Sua principal atração é a catedral consagrada a
Nossa Senhora, que foi construída no século XII, tendo sido reconstruída
algumas vezes nos seus quase mil anos de existência. O edifício atual é de
1260, com importantes acréscimos realizados durante o século XVI.
Além de
representar o auge da arquitetura gótica francesa, a catedral é visitada
anualmente por milhares de turistas interessados nos seus magníficos vitrais,
pois na Notre Dame de Chartres está o mais importante conjunto de vitrais do
século XIII que pode ser apreciado, em toda sua beleza, durante um passeio pela
nave da igreja num fim de uma tarde de outono.

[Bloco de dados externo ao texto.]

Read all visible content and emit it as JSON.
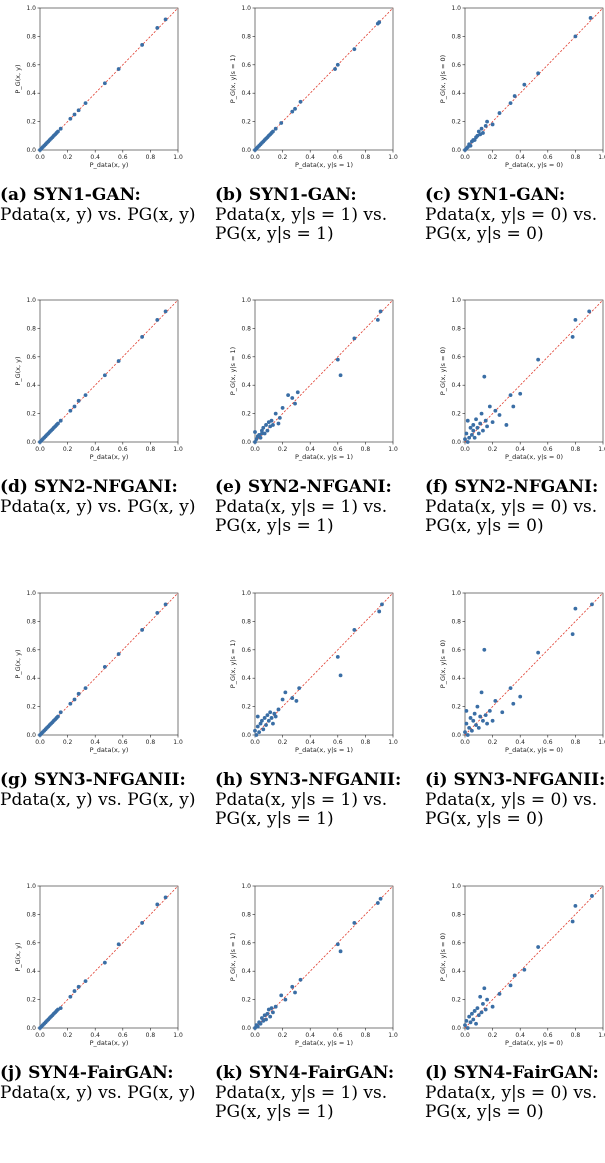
{
  "colors": {
    "point": "#3a6ea5",
    "diagonal": "#e03c2e",
    "axis": "#222222"
  },
  "chart_data": [
    {
      "type": "scatter",
      "panel": "(a)",
      "title": "SYN1-GAN:",
      "caption_formula": "Pdata(x, y) vs. PG(x, y)",
      "xlabel": "P_data(x, y)",
      "ylabel": "P_G(x, y)",
      "xlim": [
        0,
        1
      ],
      "ylim": [
        0,
        1
      ],
      "diagonal": true,
      "x": [
        0.0,
        0.01,
        0.02,
        0.03,
        0.04,
        0.05,
        0.06,
        0.07,
        0.08,
        0.09,
        0.1,
        0.11,
        0.12,
        0.13,
        0.15,
        0.22,
        0.25,
        0.28,
        0.33,
        0.47,
        0.57,
        0.74,
        0.85,
        0.91
      ],
      "y": [
        0.0,
        0.01,
        0.02,
        0.03,
        0.04,
        0.05,
        0.06,
        0.07,
        0.08,
        0.09,
        0.1,
        0.11,
        0.12,
        0.13,
        0.15,
        0.22,
        0.25,
        0.28,
        0.33,
        0.47,
        0.57,
        0.74,
        0.86,
        0.92
      ]
    },
    {
      "type": "scatter",
      "panel": "(b)",
      "title": "SYN1-GAN:",
      "caption_formula": "Pdata(x, y|s = 1) vs. PG(x, y|s = 1)",
      "xlabel": "P_data(x, y|s = 1)",
      "ylabel": "P_G(x, y|s = 1)",
      "xlim": [
        0,
        1
      ],
      "ylim": [
        0,
        1
      ],
      "diagonal": true,
      "x": [
        0.0,
        0.01,
        0.02,
        0.03,
        0.04,
        0.05,
        0.06,
        0.07,
        0.08,
        0.09,
        0.1,
        0.11,
        0.12,
        0.13,
        0.15,
        0.19,
        0.27,
        0.29,
        0.33,
        0.58,
        0.6,
        0.72,
        0.89,
        0.9
      ],
      "y": [
        0.0,
        0.01,
        0.02,
        0.03,
        0.04,
        0.05,
        0.06,
        0.07,
        0.08,
        0.09,
        0.1,
        0.11,
        0.12,
        0.13,
        0.15,
        0.19,
        0.27,
        0.29,
        0.34,
        0.57,
        0.6,
        0.71,
        0.89,
        0.9
      ]
    },
    {
      "type": "scatter",
      "panel": "(c)",
      "title": "SYN1-GAN:",
      "caption_formula": "Pdata(x, y|s = 0) vs. PG(x, y|s = 0)",
      "xlabel": "P_data(x, y|s = 0)",
      "ylabel": "P_G(x, y|s = 0)",
      "xlim": [
        0,
        1
      ],
      "ylim": [
        0,
        1
      ],
      "diagonal": true,
      "x": [
        0.0,
        0.01,
        0.02,
        0.03,
        0.04,
        0.05,
        0.06,
        0.07,
        0.08,
        0.09,
        0.1,
        0.11,
        0.12,
        0.13,
        0.15,
        0.16,
        0.2,
        0.25,
        0.33,
        0.36,
        0.43,
        0.53,
        0.8,
        0.91
      ],
      "y": [
        0.0,
        0.01,
        0.02,
        0.04,
        0.03,
        0.06,
        0.07,
        0.07,
        0.09,
        0.1,
        0.13,
        0.11,
        0.15,
        0.12,
        0.17,
        0.2,
        0.18,
        0.26,
        0.33,
        0.38,
        0.46,
        0.54,
        0.8,
        0.93
      ]
    },
    {
      "type": "scatter",
      "panel": "(d)",
      "title": "SYN2-NFGANI:",
      "caption_formula": "Pdata(x, y) vs. PG(x, y)",
      "xlabel": "P_data(x, y)",
      "ylabel": "P_G(x, y)",
      "xlim": [
        0,
        1
      ],
      "ylim": [
        0,
        1
      ],
      "diagonal": true,
      "x": [
        0.0,
        0.01,
        0.02,
        0.03,
        0.04,
        0.05,
        0.06,
        0.07,
        0.08,
        0.09,
        0.1,
        0.11,
        0.12,
        0.13,
        0.15,
        0.22,
        0.25,
        0.28,
        0.33,
        0.47,
        0.57,
        0.74,
        0.85,
        0.91
      ],
      "y": [
        0.0,
        0.01,
        0.02,
        0.03,
        0.04,
        0.05,
        0.06,
        0.07,
        0.08,
        0.09,
        0.1,
        0.11,
        0.12,
        0.13,
        0.15,
        0.22,
        0.25,
        0.29,
        0.33,
        0.47,
        0.57,
        0.74,
        0.86,
        0.92
      ]
    },
    {
      "type": "scatter",
      "panel": "(e)",
      "title": "SYN2-NFGANI:",
      "caption_formula": "Pdata(x, y|s = 1) vs. PG(x, y|s = 1)",
      "xlabel": "P_data(x, y|s = 1)",
      "ylabel": "P_G(x, y|s = 1)",
      "xlim": [
        0,
        1
      ],
      "ylim": [
        0,
        1
      ],
      "diagonal": true,
      "x": [
        0.0,
        0.0,
        0.01,
        0.02,
        0.03,
        0.04,
        0.05,
        0.05,
        0.06,
        0.07,
        0.08,
        0.09,
        0.1,
        0.11,
        0.12,
        0.13,
        0.15,
        0.17,
        0.18,
        0.2,
        0.24,
        0.27,
        0.29,
        0.31,
        0.6,
        0.62,
        0.72,
        0.89,
        0.91
      ],
      "y": [
        0.0,
        0.07,
        0.02,
        0.04,
        0.05,
        0.03,
        0.06,
        0.08,
        0.1,
        0.06,
        0.12,
        0.08,
        0.14,
        0.11,
        0.15,
        0.12,
        0.2,
        0.13,
        0.17,
        0.24,
        0.33,
        0.31,
        0.27,
        0.35,
        0.58,
        0.47,
        0.73,
        0.86,
        0.92
      ]
    },
    {
      "type": "scatter",
      "panel": "(f)",
      "title": "SYN2-NFGANI:",
      "caption_formula": "Pdata(x, y|s = 0) vs. PG(x, y|s = 0)",
      "xlabel": "P_data(x, y|s = 0)",
      "ylabel": "P_G(x, y|s = 0)",
      "xlim": [
        0,
        1
      ],
      "ylim": [
        0,
        1
      ],
      "diagonal": true,
      "x": [
        0.0,
        0.01,
        0.02,
        0.02,
        0.03,
        0.04,
        0.05,
        0.06,
        0.06,
        0.07,
        0.08,
        0.09,
        0.1,
        0.11,
        0.12,
        0.13,
        0.14,
        0.15,
        0.16,
        0.18,
        0.2,
        0.22,
        0.25,
        0.3,
        0.33,
        0.35,
        0.4,
        0.53,
        0.78,
        0.8,
        0.9
      ],
      "y": [
        0.02,
        0.06,
        0.0,
        0.15,
        0.03,
        0.1,
        0.05,
        0.08,
        0.12,
        0.03,
        0.16,
        0.1,
        0.06,
        0.13,
        0.2,
        0.08,
        0.46,
        0.15,
        0.11,
        0.25,
        0.14,
        0.22,
        0.19,
        0.12,
        0.33,
        0.25,
        0.34,
        0.58,
        0.74,
        0.86,
        0.92
      ]
    },
    {
      "type": "scatter",
      "panel": "(g)",
      "title": "SYN3-NFGANII:",
      "caption_formula": "Pdata(x, y) vs. PG(x, y)",
      "xlabel": "P_data(x, y)",
      "ylabel": "P_G(x, y)",
      "xlim": [
        0,
        1
      ],
      "ylim": [
        0,
        1
      ],
      "diagonal": true,
      "x": [
        0.0,
        0.01,
        0.02,
        0.03,
        0.04,
        0.05,
        0.06,
        0.07,
        0.08,
        0.09,
        0.1,
        0.11,
        0.12,
        0.13,
        0.15,
        0.22,
        0.25,
        0.28,
        0.33,
        0.47,
        0.57,
        0.74,
        0.85,
        0.91
      ],
      "y": [
        0.0,
        0.01,
        0.02,
        0.03,
        0.04,
        0.05,
        0.06,
        0.07,
        0.08,
        0.09,
        0.1,
        0.11,
        0.12,
        0.13,
        0.16,
        0.22,
        0.25,
        0.29,
        0.33,
        0.48,
        0.57,
        0.74,
        0.86,
        0.92
      ]
    },
    {
      "type": "scatter",
      "panel": "(h)",
      "title": "SYN3-NFGANII:",
      "caption_formula": "Pdata(x, y|s = 1) vs. PG(x, y|s = 1)",
      "xlabel": "P_data(x, y|s = 1)",
      "ylabel": "P_G(x, y|s = 1)",
      "xlim": [
        0,
        1
      ],
      "ylim": [
        0,
        1
      ],
      "diagonal": true,
      "x": [
        0.0,
        0.01,
        0.02,
        0.02,
        0.03,
        0.04,
        0.05,
        0.06,
        0.07,
        0.08,
        0.09,
        0.1,
        0.11,
        0.12,
        0.13,
        0.14,
        0.15,
        0.17,
        0.2,
        0.22,
        0.27,
        0.3,
        0.32,
        0.6,
        0.62,
        0.72,
        0.9,
        0.92
      ],
      "y": [
        0.03,
        0.0,
        0.06,
        0.13,
        0.02,
        0.08,
        0.1,
        0.04,
        0.12,
        0.07,
        0.14,
        0.1,
        0.16,
        0.12,
        0.08,
        0.15,
        0.13,
        0.18,
        0.25,
        0.3,
        0.26,
        0.24,
        0.33,
        0.55,
        0.42,
        0.74,
        0.87,
        0.92
      ]
    },
    {
      "type": "scatter",
      "panel": "(i)",
      "title": "SYN3-NFGANII:",
      "caption_formula": "Pdata(x, y|s = 0) vs. PG(x, y|s = 0)",
      "xlabel": "P_data(x, y|s = 0)",
      "ylabel": "P_G(x, y|s = 0)",
      "xlim": [
        0,
        1
      ],
      "ylim": [
        0,
        1
      ],
      "diagonal": true,
      "x": [
        0.0,
        0.01,
        0.01,
        0.02,
        0.03,
        0.04,
        0.05,
        0.06,
        0.07,
        0.08,
        0.09,
        0.1,
        0.11,
        0.12,
        0.13,
        0.14,
        0.15,
        0.16,
        0.18,
        0.2,
        0.22,
        0.27,
        0.33,
        0.35,
        0.4,
        0.53,
        0.78,
        0.8,
        0.92
      ],
      "y": [
        0.02,
        0.08,
        0.17,
        0.0,
        0.05,
        0.12,
        0.03,
        0.1,
        0.15,
        0.07,
        0.2,
        0.05,
        0.13,
        0.3,
        0.1,
        0.6,
        0.14,
        0.08,
        0.17,
        0.1,
        0.24,
        0.16,
        0.33,
        0.22,
        0.27,
        0.58,
        0.71,
        0.89,
        0.92
      ]
    },
    {
      "type": "scatter",
      "panel": "(j)",
      "title": "SYN4-FairGAN:",
      "caption_formula": "Pdata(x, y) vs. PG(x, y)",
      "xlabel": "P_data(x, y)",
      "ylabel": "P_G(x, y)",
      "xlim": [
        0,
        1
      ],
      "ylim": [
        0,
        1
      ],
      "diagonal": true,
      "x": [
        0.0,
        0.01,
        0.02,
        0.03,
        0.04,
        0.05,
        0.06,
        0.07,
        0.08,
        0.09,
        0.1,
        0.11,
        0.12,
        0.13,
        0.15,
        0.22,
        0.25,
        0.28,
        0.33,
        0.47,
        0.57,
        0.74,
        0.85,
        0.91
      ],
      "y": [
        0.0,
        0.01,
        0.02,
        0.03,
        0.04,
        0.05,
        0.06,
        0.07,
        0.08,
        0.09,
        0.1,
        0.11,
        0.12,
        0.13,
        0.14,
        0.22,
        0.26,
        0.29,
        0.33,
        0.46,
        0.59,
        0.74,
        0.87,
        0.92
      ]
    },
    {
      "type": "scatter",
      "panel": "(k)",
      "title": "SYN4-FairGAN:",
      "caption_formula": "Pdata(x, y|s = 1) vs. PG(x, y|s = 1)",
      "xlabel": "P_data(x, y|s = 1)",
      "ylabel": "P_G(x, y|s = 1)",
      "xlim": [
        0,
        1
      ],
      "ylim": [
        0,
        1
      ],
      "diagonal": true,
      "x": [
        0.0,
        0.01,
        0.02,
        0.03,
        0.04,
        0.05,
        0.06,
        0.07,
        0.08,
        0.09,
        0.1,
        0.11,
        0.12,
        0.13,
        0.15,
        0.19,
        0.22,
        0.27,
        0.29,
        0.33,
        0.6,
        0.62,
        0.72,
        0.89,
        0.91
      ],
      "y": [
        0.0,
        0.02,
        0.01,
        0.04,
        0.03,
        0.07,
        0.05,
        0.09,
        0.06,
        0.1,
        0.13,
        0.08,
        0.14,
        0.11,
        0.15,
        0.23,
        0.2,
        0.29,
        0.25,
        0.34,
        0.59,
        0.54,
        0.74,
        0.88,
        0.91
      ]
    },
    {
      "type": "scatter",
      "panel": "(l)",
      "title": "SYN4-FairGAN:",
      "caption_formula": "Pdata(x, y|s = 0) vs. PG(x, y|s = 0)",
      "xlabel": "P_data(x, y|s = 0)",
      "ylabel": "P_G(x, y|s = 0)",
      "xlim": [
        0,
        1
      ],
      "ylim": [
        0,
        1
      ],
      "diagonal": true,
      "x": [
        0.0,
        0.01,
        0.02,
        0.03,
        0.04,
        0.05,
        0.06,
        0.07,
        0.08,
        0.09,
        0.1,
        0.11,
        0.12,
        0.13,
        0.14,
        0.15,
        0.16,
        0.2,
        0.25,
        0.33,
        0.36,
        0.43,
        0.53,
        0.78,
        0.8,
        0.92
      ],
      "y": [
        0.02,
        0.05,
        0.0,
        0.08,
        0.04,
        0.1,
        0.06,
        0.12,
        0.03,
        0.14,
        0.09,
        0.22,
        0.11,
        0.17,
        0.28,
        0.13,
        0.2,
        0.15,
        0.24,
        0.3,
        0.37,
        0.41,
        0.57,
        0.75,
        0.86,
        0.93
      ]
    }
  ]
}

São tantas e tão variadas as histórias contadas
por meio dos vitrais que justificam o título de “a Bíblia feita de pedra” com milhares
de estátuas e de personagens bíblicos representados tanto nos vitrais como nas
fachadas do templo. Ainda que não seja um enigma, não há como decifrar todas suas
referências ao Livro Sagrado sem o apoio de um guia ou dos panfletos que ficam
à disposição dos turistas.
Depois de ver a catedral o visitante pode voltar
a passear pelas ruas do centro da cidade e aproveitar para fazer um lanche
rápido antes de seguir sua viagem porque, apesar da beleza da catedral e da
tranqüilidade do centro da cidade, só se passa por Chartres a caminho de outro
lugar: como no caso do nosso romance, Felipe foi Duque de Chartres até virar
Duque de Orleans, mas queria mesmo era governar a Espanha e a França.